In our case, the patient demonstrated many of the criteria outlined by the ASAS group and was therefore classified as axial SpA. The presence of bilateral sacroiliac joint fusion, bilateral, marginal (thin) syndesmophytes, as well as the absence of known inflammatory bowel disease, preceding infection, nor psoriasis, aligns best with a traditional diagnosis of AS. The presence of cutaneous disease (specifically keratoderma blenorrhagicum versus PPP) raised the question of underlying reactive arthritis or psoriatic arthritis, respectively. However, these conditions classically lead to unilateral sacroiliac joint involvement as well as unilateral, thick syndesmophytes (“jug-handle” syndesmophytes). In addition, no clear preceding infection could be identified in our case.

Ultimately, the cutaneous findings in this case were strongly suspected to be associated with the underlying diagnosis of axial SpA. This clinical suspicion was supported by the remarkable cutaneous response to anti-TNF therapy, despite being recalcitrant to numerous topical approaches. Patients with AS are not commonly reported to have associated cutaneous manifestations, but it is important to recognize that SpA are a collection of rheumatologic diseases, often with shared, but overlapping clinical features.

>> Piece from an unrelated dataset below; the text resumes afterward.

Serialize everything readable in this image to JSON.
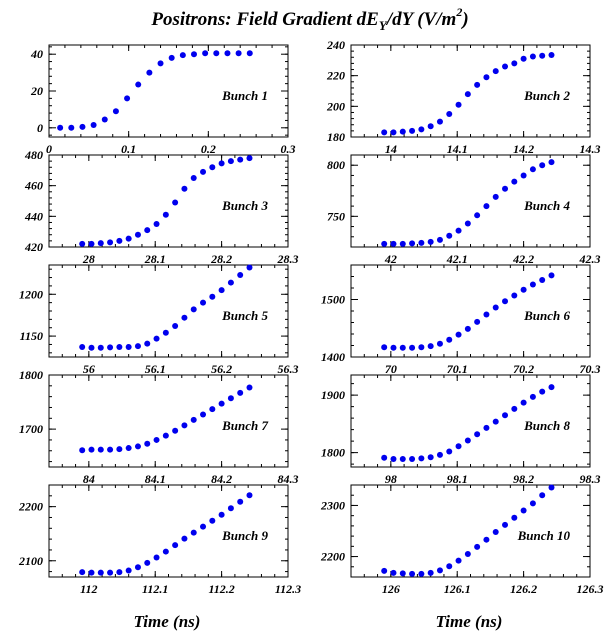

This case highlights the importance of a thorough history and examination in patients with refractory dermatitis and reminds the clinician to reconsider the diagnosis when the response to therapy is not as expected. Taking the time to outline prior treatment failures and exposure history, documenting a history of uveitis, and observing examination findings suggestive of musculoskeletal disease, all led to the correct diagnosis for this patient. As Sir William Osler astutely pointed out over 100 years ago, “Always listen to the patient, they might be telling you the diagnosis.”